18th & 19th July 2008
"That was a really fun evening", I overheard someone say at the end of "Bowing Out", an interactive murder mystery which was the Beaufort Players' latest production. How right they were, as it was a highly entertaining production.
Alan Robinson, one of the group's members, who wrote and directed it, clearly has considerable talent. His script was full of twists and turns, dark secrets, red herrings and witty (often very saucy!) lines, with wonderfully over-the-top characters.
The show consisted of a fast-moving three-act play with an excellent meal served in the intervals. During these, letters and newspaper cuttings relevant to the mystery were handed out. At the end, the audience was given a chance to question the characters on stage before being invited to fill in "who-dunnit" forms for a prize. Then the proceedings ended with a closing scene in which a police inspector gradually revealed the murderer. It was a formula that worked very well.

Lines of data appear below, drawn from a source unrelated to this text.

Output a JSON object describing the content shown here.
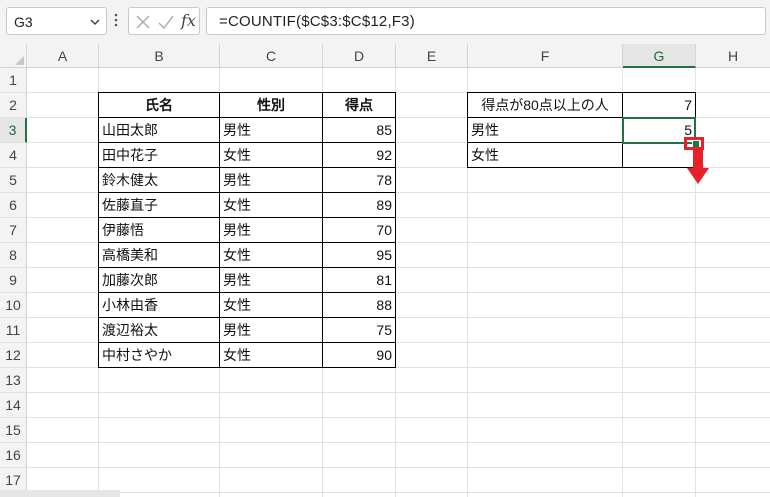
{
  "formula_bar": {
    "name_box": "G3",
    "fx_label": "fx",
    "formula": "=COUNTIF($C$3:$C$12,F3)"
  },
  "columns": [
    "A",
    "B",
    "C",
    "D",
    "E",
    "F",
    "G",
    "H"
  ],
  "rows": [
    "1",
    "2",
    "3",
    "4",
    "5",
    "6",
    "7",
    "8",
    "9",
    "10",
    "11",
    "12",
    "13",
    "14",
    "15",
    "16",
    "17"
  ],
  "table": {
    "headers": [
      "氏名",
      "性別",
      "得点"
    ],
    "rows": [
      [
        "山田太郎",
        "男性",
        "85"
      ],
      [
        "田中花子",
        "女性",
        "92"
      ],
      [
        "鈴木健太",
        "男性",
        "78"
      ],
      [
        "佐藤直子",
        "女性",
        "89"
      ],
      [
        "伊藤悟",
        "男性",
        "70"
      ],
      [
        "高橋美和",
        "女性",
        "95"
      ],
      [
        "加藤次郎",
        "男性",
        "81"
      ],
      [
        "小林由香",
        "女性",
        "88"
      ],
      [
        "渡辺裕太",
        "男性",
        "75"
      ],
      [
        "中村さやか",
        "女性",
        "90"
      ]
    ]
  },
  "summary": {
    "rows": [
      [
        "得点が80点以上の人",
        "7"
      ],
      [
        "男性",
        "5"
      ],
      [
        "女性",
        ""
      ]
    ]
  },
  "colors": {
    "selection": "#217346",
    "highlight_red": "#e8202a"
  }
}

The play was set in a derelict theatre where someone (but who?) had locked the doors and cut off the phones. Ten people had gathered there on the anniversary of the death of Sly Sparkle, an evil theatrical producer/casting-coucher who had disappeared off a clifftop - but did he fall or was he pushed? All had dark secrets in their past and, having suffered at his hands, a strong motive for doing him in, but had been promised a share of his estate if they gathered to perform his final masterpiece.

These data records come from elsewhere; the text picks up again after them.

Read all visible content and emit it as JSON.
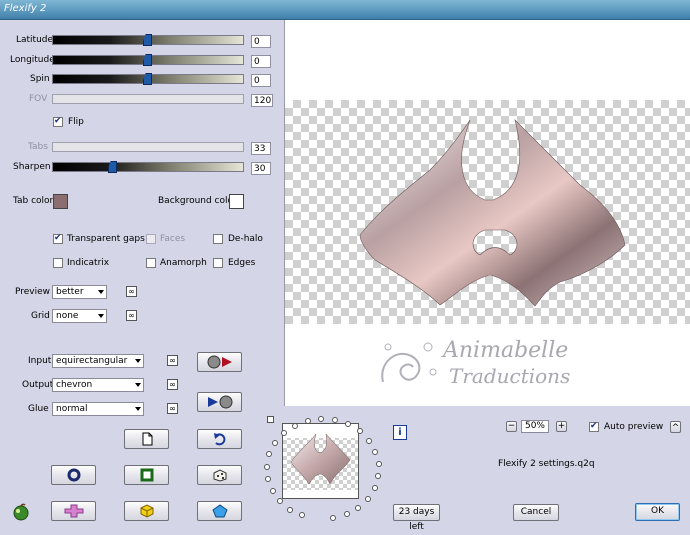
{
  "window": {
    "title": "Flexify 2"
  },
  "sliders": {
    "latitude": {
      "label": "Latitude",
      "value": "0"
    },
    "longitude": {
      "label": "Longitude",
      "value": "0"
    },
    "spin": {
      "label": "Spin",
      "value": "0"
    },
    "fov": {
      "label": "FOV",
      "value": "120"
    },
    "tabs": {
      "label": "Tabs",
      "value": "33"
    },
    "sharpen": {
      "label": "Sharpen",
      "value": "30"
    }
  },
  "flip": {
    "label": "Flip",
    "checked": true
  },
  "colors": {
    "tab_label": "Tab color",
    "tab_color": "#8a6e70",
    "bg_label": "Background color",
    "bg_color": "#ffffff"
  },
  "options": {
    "transparent_gaps": "Transparent gaps",
    "faces": "Faces",
    "de_halo": "De-halo",
    "indicatrix": "Indicatrix",
    "anamorph": "Anamorph",
    "edges": "Edges"
  },
  "preview_select": {
    "label": "Preview",
    "value": "better"
  },
  "grid_select": {
    "label": "Grid",
    "value": "none"
  },
  "input_select": {
    "label": "Input",
    "value": "equirectangular"
  },
  "output_select": {
    "label": "Output",
    "value": "chevron"
  },
  "glue_select": {
    "label": "Glue",
    "value": "normal"
  },
  "link_glyph": "∞",
  "zoom": {
    "minus": "−",
    "value": "50%",
    "plus": "+"
  },
  "auto_preview": {
    "label": "Auto preview",
    "checked": true
  },
  "settings_file": "Flexify 2 settings.q2q",
  "trial": "23 days left",
  "buttons": {
    "cancel": "Cancel",
    "ok": "OK",
    "info": "i",
    "up": "^"
  },
  "watermark": {
    "line1": "Animabelle",
    "line2": "Traductions"
  }
}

The pace never flagged throughout, helped by imaginative colourful costumes and confident performances. With so much going on, it was no surprise when Sly himself turned up, albeit in a large costume hamper with a dagger in his back. There was also a woman claiming to be his wife though she didn't last long either as a mix-up with pill bottles soon put paid to her. And one of the characters turned out to be an earlier wife and another his son. At least I think that's what happened, as the plot got very complicated at times, not helped by the tendency of some of the cast to gabble their lines. But no matter, it was all great fun.

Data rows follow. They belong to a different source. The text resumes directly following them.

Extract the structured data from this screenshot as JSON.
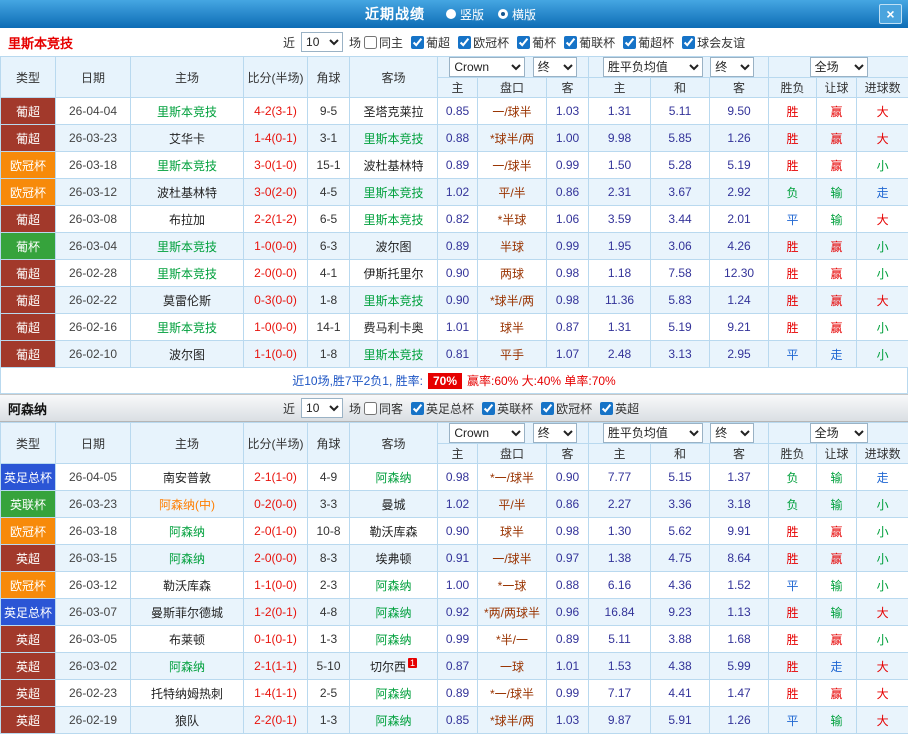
{
  "titlebar": {
    "title": "近期战绩",
    "options": [
      {
        "label": "竖版",
        "selected": false
      },
      {
        "label": "横版",
        "selected": true
      }
    ],
    "close": "×"
  },
  "league_colors": {
    "葡超": "#a2392b",
    "英超": "#a2392b",
    "欧冠杯": "#f78a0a",
    "葡杯": "#36a33c",
    "英联杯": "#36a33c",
    "英足总杯": "#2b55d5"
  },
  "result_classes": {
    "胜": "win",
    "赢": "win",
    "大": "win",
    "平": "push",
    "走": "push",
    "负": "loss",
    "输": "loss",
    "小": "loss"
  },
  "sections": [
    {
      "team": "里斯本竞技",
      "filters": {
        "near": "近",
        "count": "10",
        "games": "场",
        "checkboxes": [
          {
            "label": "同主",
            "checked": false
          },
          {
            "label": "葡超",
            "checked": true
          },
          {
            "label": "欧冠杯",
            "checked": true
          },
          {
            "label": "葡杯",
            "checked": true
          },
          {
            "label": "葡联杯",
            "checked": true
          },
          {
            "label": "葡超杯",
            "checked": true
          },
          {
            "label": "球会友谊",
            "checked": true
          }
        ]
      },
      "headers": {
        "type": "类型",
        "date": "日期",
        "home": "主场",
        "score": "比分(半场)",
        "corner": "角球",
        "away": "客场",
        "book": "Crown",
        "final1": "终",
        "avg": "胜平负均值",
        "final2": "终",
        "scope": "全场",
        "sub": [
          "主",
          "盘口",
          "客",
          "主",
          "和",
          "客",
          "胜负",
          "让球",
          "进球数"
        ]
      },
      "rows": [
        {
          "league": "葡超",
          "date": "26-04-04",
          "home": "里斯本竞技",
          "home_style": "self",
          "score": "4-2(3-1)",
          "corners": "9-5",
          "away": "圣塔克莱拉",
          "away_style": "",
          "asian": [
            "0.85",
            "一/球半",
            "1.03"
          ],
          "euro": [
            "1.31",
            "5.11",
            "9.50"
          ],
          "results": [
            "胜",
            "赢",
            "大"
          ]
        },
        {
          "league": "葡超",
          "date": "26-03-23",
          "home": "艾华卡",
          "home_style": "",
          "score": "1-4(0-1)",
          "corners": "3-1",
          "away": "里斯本竞技",
          "away_style": "self",
          "asian": [
            "0.88",
            "*球半/两",
            "1.00"
          ],
          "euro": [
            "9.98",
            "5.85",
            "1.26"
          ],
          "results": [
            "胜",
            "赢",
            "大"
          ]
        },
        {
          "league": "欧冠杯",
          "date": "26-03-18",
          "home": "里斯本竞技",
          "home_style": "self",
          "score": "3-0(1-0)",
          "corners": "15-1",
          "away": "波杜基林特",
          "away_style": "",
          "asian": [
            "0.89",
            "一/球半",
            "0.99"
          ],
          "euro": [
            "1.50",
            "5.28",
            "5.19"
          ],
          "results": [
            "胜",
            "赢",
            "小"
          ]
        },
        {
          "league": "欧冠杯",
          "date": "26-03-12",
          "home": "波杜基林特",
          "home_style": "",
          "score": "3-0(2-0)",
          "corners": "4-5",
          "away": "里斯本竞技",
          "away_style": "self",
          "asian": [
            "1.02",
            "平/半",
            "0.86"
          ],
          "euro": [
            "2.31",
            "3.67",
            "2.92"
          ],
          "results": [
            "负",
            "输",
            "走"
          ]
        },
        {
          "league": "葡超",
          "date": "26-03-08",
          "home": "布拉加",
          "home_style": "",
          "score": "2-2(1-2)",
          "corners": "6-5",
          "away": "里斯本竞技",
          "away_style": "self",
          "asian": [
            "0.82",
            "*半球",
            "1.06"
          ],
          "euro": [
            "3.59",
            "3.44",
            "2.01"
          ],
          "results": [
            "平",
            "输",
            "大"
          ]
        },
        {
          "league": "葡杯",
          "date": "26-03-04",
          "home": "里斯本竞技",
          "home_style": "self",
          "score": "1-0(0-0)",
          "corners": "6-3",
          "away": "波尔图",
          "away_style": "",
          "asian": [
            "0.89",
            "半球",
            "0.99"
          ],
          "euro": [
            "1.95",
            "3.06",
            "4.26"
          ],
          "results": [
            "胜",
            "赢",
            "小"
          ]
        },
        {
          "league": "葡超",
          "date": "26-02-28",
          "home": "里斯本竞技",
          "home_style": "self",
          "score": "2-0(0-0)",
          "corners": "4-1",
          "away": "伊斯托里尔",
          "away_style": "",
          "asian": [
            "0.90",
            "两球",
            "0.98"
          ],
          "euro": [
            "1.18",
            "7.58",
            "12.30"
          ],
          "results": [
            "胜",
            "赢",
            "小"
          ]
        },
        {
          "league": "葡超",
          "date": "26-02-22",
          "home": "莫雷伦斯",
          "home_style": "",
          "score": "0-3(0-0)",
          "corners": "1-8",
          "away": "里斯本竞技",
          "away_style": "self",
          "asian": [
            "0.90",
            "*球半/两",
            "0.98"
          ],
          "euro": [
            "11.36",
            "5.83",
            "1.24"
          ],
          "results": [
            "胜",
            "赢",
            "大"
          ]
        },
        {
          "league": "葡超",
          "date": "26-02-16",
          "home": "里斯本竞技",
          "home_style": "self",
          "score": "1-0(0-0)",
          "corners": "14-1",
          "away": "费马利卡奥",
          "away_style": "",
          "asian": [
            "1.01",
            "球半",
            "0.87"
          ],
          "euro": [
            "1.31",
            "5.19",
            "9.21"
          ],
          "results": [
            "胜",
            "赢",
            "小"
          ]
        },
        {
          "league": "葡超",
          "date": "26-02-10",
          "home": "波尔图",
          "home_style": "",
          "score": "1-1(0-0)",
          "corners": "1-8",
          "away": "里斯本竞技",
          "away_style": "self",
          "asian": [
            "0.81",
            "平手",
            "1.07"
          ],
          "euro": [
            "2.48",
            "3.13",
            "2.95"
          ],
          "results": [
            "平",
            "走",
            "小"
          ]
        }
      ],
      "summary": {
        "prefix": "近10场,胜7平2负1, 胜率:",
        "rate": "70%",
        "suffix": "赢率:60% 大:40% 单率:70%"
      }
    },
    {
      "team": "阿森纳",
      "filters": {
        "near": "近",
        "count": "10",
        "games": "场",
        "checkboxes": [
          {
            "label": "同客",
            "checked": false
          },
          {
            "label": "英足总杯",
            "checked": true
          },
          {
            "label": "英联杯",
            "checked": true
          },
          {
            "label": "欧冠杯",
            "checked": true
          },
          {
            "label": "英超",
            "checked": true
          }
        ]
      },
      "headers": {
        "type": "类型",
        "date": "日期",
        "home": "主场",
        "score": "比分(半场)",
        "corner": "角球",
        "away": "客场",
        "book": "Crown",
        "final1": "终",
        "avg": "胜平负均值",
        "final2": "终",
        "scope": "全场",
        "sub": [
          "主",
          "盘口",
          "客",
          "主",
          "和",
          "客",
          "胜负",
          "让球",
          "进球数"
        ]
      },
      "rows": [
        {
          "league": "英足总杯",
          "date": "26-04-05",
          "home": "南安普敦",
          "home_style": "",
          "score": "2-1(1-0)",
          "corners": "4-9",
          "away": "阿森纳",
          "away_style": "self",
          "asian": [
            "0.98",
            "*一/球半",
            "0.90"
          ],
          "euro": [
            "7.77",
            "5.15",
            "1.37"
          ],
          "results": [
            "负",
            "输",
            "走"
          ]
        },
        {
          "league": "英联杯",
          "date": "26-03-23",
          "home": "阿森纳(中)",
          "home_style": "mid",
          "score": "0-2(0-0)",
          "corners": "3-3",
          "away": "曼城",
          "away_style": "",
          "asian": [
            "1.02",
            "平/半",
            "0.86"
          ],
          "euro": [
            "2.27",
            "3.36",
            "3.18"
          ],
          "results": [
            "负",
            "输",
            "小"
          ]
        },
        {
          "league": "欧冠杯",
          "date": "26-03-18",
          "home": "阿森纳",
          "home_style": "self",
          "score": "2-0(1-0)",
          "corners": "10-8",
          "away": "勒沃库森",
          "away_style": "",
          "asian": [
            "0.90",
            "球半",
            "0.98"
          ],
          "euro": [
            "1.30",
            "5.62",
            "9.91"
          ],
          "results": [
            "胜",
            "赢",
            "小"
          ]
        },
        {
          "league": "英超",
          "date": "26-03-15",
          "home": "阿森纳",
          "home_style": "self",
          "score": "2-0(0-0)",
          "corners": "8-3",
          "away": "埃弗顿",
          "away_style": "",
          "asian": [
            "0.91",
            "一/球半",
            "0.97"
          ],
          "euro": [
            "1.38",
            "4.75",
            "8.64"
          ],
          "results": [
            "胜",
            "赢",
            "小"
          ]
        },
        {
          "league": "欧冠杯",
          "date": "26-03-12",
          "home": "勒沃库森",
          "home_style": "",
          "score": "1-1(0-0)",
          "corners": "2-3",
          "away": "阿森纳",
          "away_style": "self",
          "asian": [
            "1.00",
            "*一球",
            "0.88"
          ],
          "euro": [
            "6.16",
            "4.36",
            "1.52"
          ],
          "results": [
            "平",
            "输",
            "小"
          ]
        },
        {
          "league": "英足总杯",
          "date": "26-03-07",
          "home": "曼斯菲尔德城",
          "home_style": "",
          "score": "1-2(0-1)",
          "corners": "4-8",
          "away": "阿森纳",
          "away_style": "self",
          "asian": [
            "0.92",
            "*两/两球半",
            "0.96"
          ],
          "euro": [
            "16.84",
            "9.23",
            "1.13"
          ],
          "results": [
            "胜",
            "输",
            "大"
          ]
        },
        {
          "league": "英超",
          "date": "26-03-05",
          "home": "布莱顿",
          "home_style": "",
          "score": "0-1(0-1)",
          "corners": "1-3",
          "away": "阿森纳",
          "away_style": "self",
          "asian": [
            "0.99",
            "*半/一",
            "0.89"
          ],
          "euro": [
            "5.11",
            "3.88",
            "1.68"
          ],
          "results": [
            "胜",
            "赢",
            "小"
          ]
        },
        {
          "league": "英超",
          "date": "26-03-02",
          "home": "阿森纳",
          "home_style": "self",
          "score": "2-1(1-1)",
          "corners": "5-10",
          "away": "切尔西",
          "away_style": "",
          "away_card": "1",
          "asian": [
            "0.87",
            "一球",
            "1.01"
          ],
          "euro": [
            "1.53",
            "4.38",
            "5.99"
          ],
          "results": [
            "胜",
            "走",
            "大"
          ]
        },
        {
          "league": "英超",
          "date": "26-02-23",
          "home": "托特纳姆热刺",
          "home_style": "",
          "score": "1-4(1-1)",
          "corners": "2-5",
          "away": "阿森纳",
          "away_style": "self",
          "asian": [
            "0.89",
            "*一/球半",
            "0.99"
          ],
          "euro": [
            "7.17",
            "4.41",
            "1.47"
          ],
          "results": [
            "胜",
            "赢",
            "大"
          ]
        },
        {
          "league": "英超",
          "date": "26-02-19",
          "home": "狼队",
          "home_style": "",
          "score": "2-2(0-1)",
          "corners": "1-3",
          "away": "阿森纳",
          "away_style": "self",
          "asian": [
            "0.85",
            "*球半/两",
            "1.03"
          ],
          "euro": [
            "9.87",
            "5.91",
            "1.26"
          ],
          "results": [
            "平",
            "输",
            "大"
          ]
        }
      ]
    }
  ]
}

Full marks to Gemma Breakell for her disturbingly realistic performance as a quivering drug-wrecked starlet and Katherine Dixon as a splendidly imperious surgically-enhanced but faded leading lady. June Burgess was an exuberantly brash Northern soap star, Lindsay Anne Cumming solidly down-to-earth as a back-stage scrubber and Lisa Morris dishily glamorous as a post sex-change Russian temptress. Martin Roe made a convincing once-famous luvvie, Matt Tylianakis was a very French businessman, Chris Sinclair a credible rising movie star, James King a rough "Big Brother" winner, Russell Gillman an impossibly camp wardrobe mistress and Laura Wood the bouncy over-dressed widow.
Compared with this bizarre group, the police inspector (played by Krystyna Kobiak) who acted as MC for the evening, seemed rather plain and uninspiring. If she had been more authoritative, incisive and sharper dressed, I felt she would have provided a more interesting contrast to the others and hence provided a stronger start and finish to the show.
As always with the Beaufort Players, the front-of-house arrangements were highly professional, though I was disappointed by the silly "biographies" printed for some of the cast in the otherwise top-class programme. When actors give such vivid performances, I want to be able to read who they really are.